UNTITLED 9/11 COMMISSION REPORT PROJECT (ABC) - Harvey Keitel ("Be Cool"), Patricia Heaton ("Everybody Loves Raymond"), Amy Madigan ("Carnivale"), Shaun Toub ("Crash") and Stephen Root ("NewsRadio") are all set to star in the Alphabet's six-hour, $30-$40 million mini-series, which will detail the events of the recent terror attacks against the United States, including those on 9/11, the 1993 World Trade Center bombing, the U.S.S. Cole and the disrupted millennium attacks. Keitel will play F.B.I. agent (and Al-Qaeda expert) John O'Neill, who died when the first plane hit the World Trade Center on 9/11, with Heaton as Barbara Bodine, the U.S. ambassador to Yemen who clashed with O'Neill; Madigan as a top C.I.A. analyst; Toub as the F.B.I. informant who helped bring down the first WTC attack; and Root as famed White House terrorism guru Richard Clarke.
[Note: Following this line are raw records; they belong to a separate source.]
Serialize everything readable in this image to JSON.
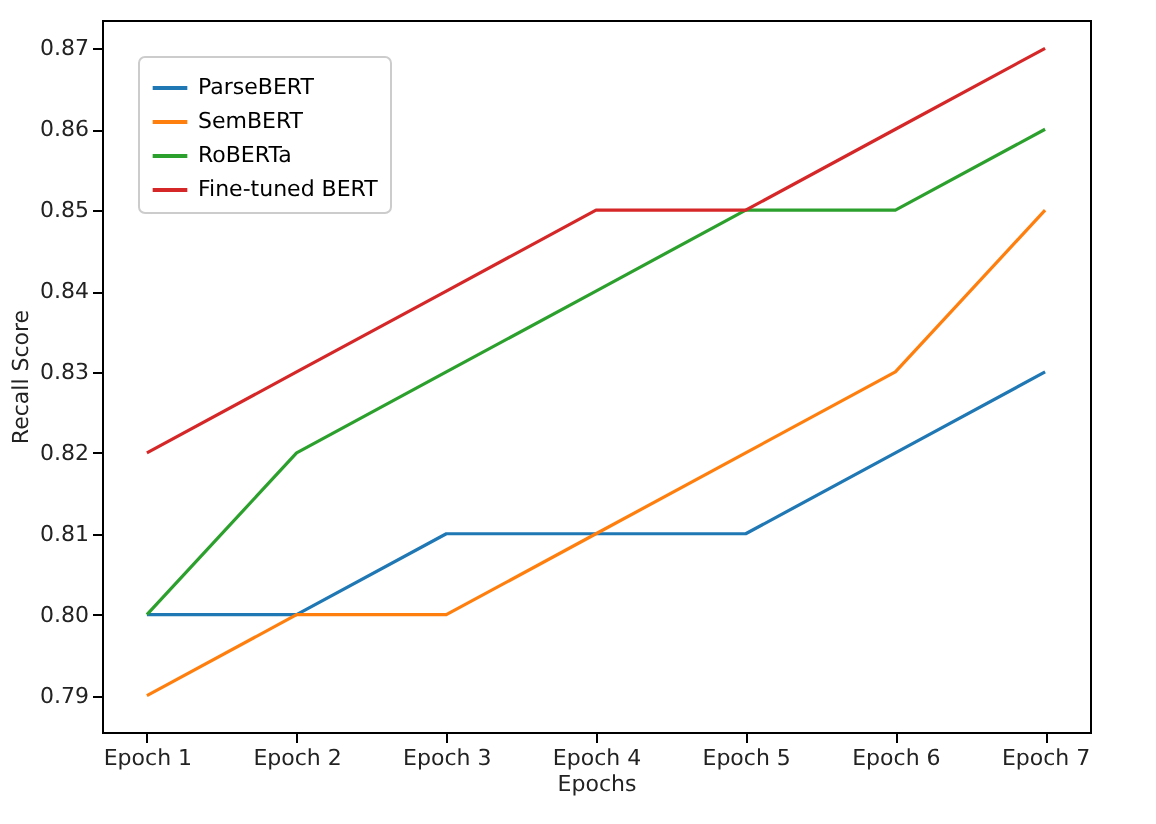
{
  "chart_data": {
    "type": "line",
    "xlabel": "Epochs",
    "ylabel": "Recall Score",
    "categories": [
      "Epoch 1",
      "Epoch 2",
      "Epoch 3",
      "Epoch 4",
      "Epoch 5",
      "Epoch 6",
      "Epoch 7"
    ],
    "series": [
      {
        "name": "ParseBERT",
        "color": "#1f77b4",
        "values": [
          0.8,
          0.8,
          0.81,
          0.81,
          0.81,
          0.82,
          0.83
        ]
      },
      {
        "name": "SemBERT",
        "color": "#ff7f0e",
        "values": [
          0.79,
          0.8,
          0.8,
          0.81,
          0.82,
          0.83,
          0.85
        ]
      },
      {
        "name": "RoBERTa",
        "color": "#2ca02c",
        "values": [
          0.8,
          0.82,
          0.83,
          0.84,
          0.85,
          0.85,
          0.86
        ]
      },
      {
        "name": "Fine-tuned BERT",
        "color": "#d62728",
        "values": [
          0.82,
          0.83,
          0.84,
          0.85,
          0.85,
          0.86,
          0.87
        ]
      }
    ],
    "ylim": [
      0.7855,
      0.8735
    ],
    "yticks": [
      0.79,
      {
        "value": 0.8,
        "label": "0.80"
      },
      0.81,
      0.82,
      0.83,
      0.84,
      0.85,
      0.86,
      0.87
    ],
    "grid": false,
    "legend": "top left",
    "line_style": "solid",
    "marker": "none"
  }
}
Production recently began in Toronto* on the project with David L. Cunningham ("To End All Wars") directing from a script by Cyrus Nowrasteh ("Into the West") with Marc Platt executive producing. Serving as advisers to the production are former New Jersey Gov. Tom Keane and former ABC News anchor John Miller. As for specifics about the project, it's understood part one will focus on the 1993 bombing of the WTC; part two on two U.S. embassy bombings, the attack on the U.S.S. Cole and a plot to disrupt millennium celebrations; and part three on the planning for the 9/11 attacks. Platt also has said he isn't aiming for Hollywood-style over dramatization but rather a factual account using the 9/11 Commission Report as the basis. He also confirmed they won't be casting actors for Osama bin Laden, President Clinton or President Bush, choosing rather to use news footage of the trio.
*Filming in Canada — blasphemous, insulting, or ironic? You decide.
Hopefully this production will have at least a nanoparticle of merit, unlike the laughable-if-it-wasn't-tragic propaganda vehicle DC 9/11: Time of Crisis from Showtime.
As Bush's month-long respite from his "hard work," August would be a great time for Comedy Central to dust off the 2001 Trey Parker series That's My Bush.